Simultaneously, seawaters up and down the Pacific Coast were becoming befouled by the effluents from treatment plants in San Francisco, Los Angeles, and other coastal cities to the degree that inshore waters glowed at night from the phosphorescence produced by different phytoplankton species, which fed on these enriched effluents. Signs posted along the entire coast, from Mexico to Oregon, warned against gathering and eating California mussels — very much like our own blue mussels — because of the poisons they might have accumulated. Fish living near these outfalls began developing tumors.

Why not kill two birds with one stone, my boss thought. If we could send that effluent up into the chaparral-covered hillsides, instead of out into the ocean, we might be able to stabilize those hillsides while keeping the effluent out of the ocean. So we set about experimenting with the sludge accumulated at the Santa Barbara sewage treatment plant, which separated out the effluent before it entered the ocean.

My job was to take the sludge and try to grow chaparral-loving species in it. While the project turned out to be unsuccessful in the long run, it was educational.
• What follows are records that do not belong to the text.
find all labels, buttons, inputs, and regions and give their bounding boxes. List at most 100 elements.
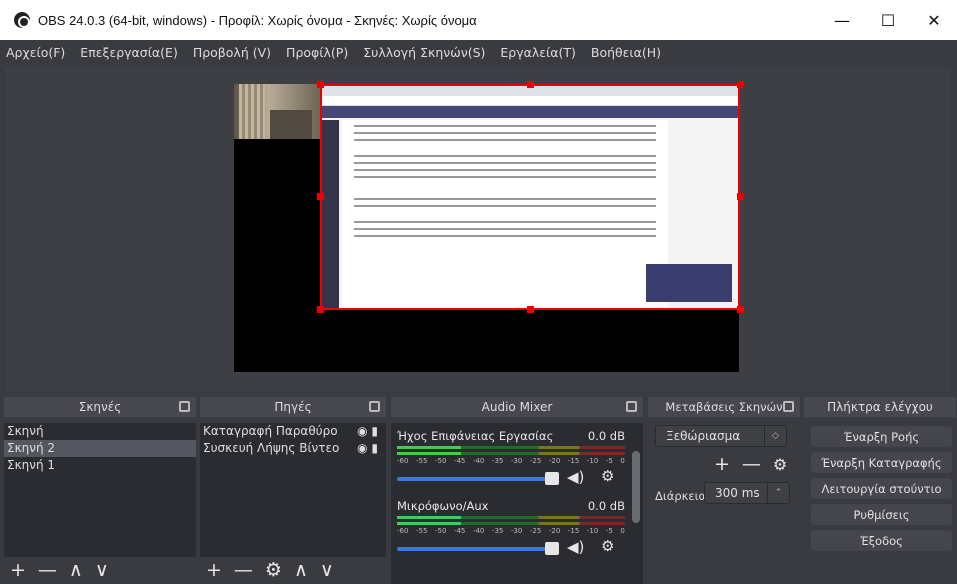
scenes-dock-title: Σκηνές (4, 397, 196, 417)
sources-toolbar: + — ⚙ ∧ ∨ (200, 557, 386, 583)
studio-mode-button[interactable]: Λειτουργία στούντιο (811, 478, 952, 499)
visibility-eye-icon[interactable]: ◉ ▮ (357, 423, 378, 440)
settings-gear-icon[interactable]: ⚙ (601, 467, 614, 485)
source-label: Συσκευή Λήψης Βίντεο (203, 441, 340, 455)
transitions-dock-title: Μεταβάσεις Σκηνών (648, 397, 800, 417)
controls-dock-title: Πλήκτρα ελέγχου (804, 397, 956, 417)
mixer-body: Ήχος Επιφάνειας Εργασίας 0.0 dB -60 -55 -50… (391, 423, 643, 584)
track-db: 0.0 dB (587, 499, 625, 513)
meter-scale: -60 -55 -50 -45 -40 -35 -30 -25 -20 -15 -10 -5 0 (397, 457, 625, 465)
scene-item[interactable]: Σκηνή (4, 423, 196, 440)
meter-scale: -60 -55 -50 -45 -40 -35 -30 -25 -20 -15 -10 -5 0 (397, 527, 625, 535)
controls-title: Πλήκτρα ελέγχου (827, 400, 933, 414)
move-down-icon[interactable]: ∨ (95, 559, 109, 581)
mixer-dock-title: Audio Mixer (391, 397, 643, 417)
start-streaming-button[interactable]: Έναρξη Ροής (811, 426, 952, 447)
sources-dock: Πηγές Καταγραφή Παραθύρου ◉ ▮ Συσκευή Λή… (200, 397, 386, 584)
speaker-icon[interactable]: ◀) (567, 538, 584, 556)
scene-item-selected[interactable]: Σκηνή 2 (4, 440, 196, 457)
obs-logo-icon (14, 12, 30, 28)
preview-canvas[interactable] (234, 81, 744, 372)
scenes-title: Σκηνές (78, 400, 122, 414)
undock-icon[interactable] (369, 401, 380, 412)
captured-address-bar (322, 96, 738, 106)
window-capture-source[interactable] (320, 84, 740, 310)
scenes-dock: Σκηνές Σκηνή Σκηνή 2 Σκηνή 1 + — ∧ ∨ (4, 397, 196, 584)
menu-file[interactable]: Αρχείο(F) (6, 45, 65, 60)
mixer-track: Ήχος Επιφάνειας Εργασίας 0.0 dB -60 -55 -50… (397, 429, 625, 486)
controls-dock: Πλήκτρα ελέγχου Έναρξη Ροής Έναρξη Καταγ… (804, 397, 956, 584)
sources-list: Καταγραφή Παραθύρου ◉ ▮ Συσκευή Λήψης Βί… (200, 423, 386, 557)
transitions-dock: Μεταβάσεις Σκηνών Ξεθώριασμα ◇ + — ⚙ Διά… (648, 397, 800, 584)
undock-icon[interactable] (626, 401, 637, 412)
undock-icon[interactable] (179, 401, 190, 412)
captured-app-rail (322, 120, 339, 308)
duration-label: Διάρκεια (655, 489, 707, 503)
duration-spinbox[interactable]: 300 ms ⌃ (704, 482, 790, 504)
start-recording-button[interactable]: Έναρξη Καταγραφής (811, 452, 952, 473)
source-item[interactable]: Συσκευή Λήψης Βίντεο ◉ ▮ (200, 440, 386, 457)
resize-handle-ml[interactable] (317, 193, 324, 200)
volume-meter (397, 446, 625, 449)
resize-handle-tm[interactable] (527, 81, 534, 88)
preview-area[interactable] (5, 67, 951, 392)
resize-handle-mr[interactable] (737, 193, 744, 200)
minimize-button[interactable]: — (819, 0, 865, 40)
settings-gear-icon[interactable]: ⚙ (601, 537, 614, 555)
resize-handle-tl[interactable] (317, 81, 324, 88)
remove-icon[interactable]: — (38, 559, 57, 581)
undock-icon[interactable] (783, 401, 794, 412)
maximize-button[interactable]: ☐ (865, 0, 911, 40)
resize-handle-br[interactable] (737, 306, 744, 313)
slider-knob[interactable] (545, 472, 559, 485)
captured-app-header (322, 106, 738, 118)
properties-gear-icon[interactable]: ⚙ (265, 559, 282, 581)
scene-item[interactable]: Σκηνή 1 (4, 457, 196, 474)
menu-help[interactable]: Βοήθεια(H) (591, 45, 661, 60)
menu-profile[interactable]: Προφίλ(P) (286, 45, 348, 60)
menu-scene-collection[interactable]: Συλλογή Σκηνών(S) (363, 45, 485, 60)
scenes-toolbar: + — ∧ ∨ (4, 557, 196, 583)
track-name: Μικρόφωνο/Aux (397, 499, 489, 513)
duration-value: 300 ms (715, 486, 760, 500)
move-up-icon[interactable]: ∧ (69, 559, 83, 581)
transition-select-value: Ξεθώριασμα (666, 429, 741, 443)
add-icon[interactable]: + (10, 559, 26, 581)
resize-handle-bl[interactable] (317, 306, 324, 313)
source-item[interactable]: Καταγραφή Παραθύρου ◉ ▮ (200, 423, 386, 440)
captured-notification (646, 264, 732, 302)
volume-slider[interactable] (397, 542, 559, 555)
slider-knob[interactable] (545, 542, 559, 555)
settings-button[interactable]: Ρυθμίσεις (811, 504, 952, 525)
webcam-source-image[interactable] (234, 84, 320, 139)
volume-slider[interactable] (397, 472, 559, 485)
menu-view[interactable]: Προβολή (V) (193, 45, 271, 60)
volume-meter (397, 516, 625, 519)
resize-handle-tr[interactable] (737, 81, 744, 88)
add-icon[interactable]: + (206, 559, 222, 581)
sources-title: Πηγές (274, 400, 312, 414)
menu-tools[interactable]: Εργαλεία(T) (500, 45, 575, 60)
volume-meter (397, 452, 625, 455)
title-bar: OBS 24.0.3 (64-bit, windows) - Προφίλ: Χ… (0, 0, 957, 40)
mixer-scrollbar[interactable] (632, 451, 640, 523)
remove-icon[interactable]: — (742, 453, 761, 475)
transition-select[interactable]: Ξεθώριασμα ◇ (655, 425, 787, 447)
menu-edit[interactable]: Επεξεργασία(E) (80, 45, 178, 60)
visibility-eye-icon[interactable]: ◉ ▮ (357, 440, 378, 457)
properties-gear-icon[interactable]: ⚙ (773, 455, 787, 474)
resize-handle-bm[interactable] (527, 306, 534, 313)
updown-icon[interactable]: ⌃ (767, 483, 789, 503)
sources-dock-title: Πηγές (200, 397, 386, 417)
close-button[interactable]: ✕ (911, 0, 957, 40)
updown-icon[interactable]: ◇ (764, 426, 786, 446)
move-down-icon[interactable]: ∨ (320, 559, 334, 581)
mixer-title: Audio Mixer (481, 400, 553, 414)
remove-icon[interactable]: — (234, 559, 253, 581)
move-up-icon[interactable]: ∧ (294, 559, 308, 581)
mixer-track: Μικρόφωνο/Aux 0.0 dB -60 -55 -50 -45 -40 -35 -3… (397, 499, 625, 556)
speaker-icon[interactable]: ◀) (567, 468, 584, 486)
add-icon[interactable]: + (714, 453, 730, 475)
captured-document (342, 120, 668, 308)
exit-button[interactable]: Έξοδος (811, 530, 952, 551)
I put the sludge in wooden trays fitted with drain holes and watered it. From the seeds already contained in it, tomatoes and other non-native plants began to sprout up, a promising result. “Well,” we thought, “you can grow stuff in this sludge without adding fertilizer. Let’s keep trying.” What happened next, however, was quite discouraging.

I began waking up halfway through the night with intense anal itching. After a few nights of this, my wife, Julie, who had trained to be a nurse earlier in her life, examined me. And what did she find? Tiny white worms, each no bigger than a grain of rice. We looked them up in our medical books: pinworms! I had a case of enterobiasis for the first time. Unbeknownst to me, the pinworm eggs were in the sewer sludge, and when it dried and was mixed around with a trowel, the microscopic eggs became airborne and I inhaled some. 

It turns out that enterobiasis is one of the most common parasitic afflictions in the United States. The scientific project was temporarily put on hold. The nightly pinworm encounters lasted for a month or so. Then, ahh, relief at last. The project was halted for good.

But, just think, after the largest forest fire ever to befall California, and the rains that followed, if it had been successful, we might have prevented the destructive mudslides that came down the Santa Barbara slopes at breakneck speeds, such as the one that ran rampant last week through Montecito, causing great havoc and accounting for at least 20 deaths. On the other hand, we may have given thousands of coastal inhabitants enterobiasis, in which case, I would never have been allowed to show my face in California again.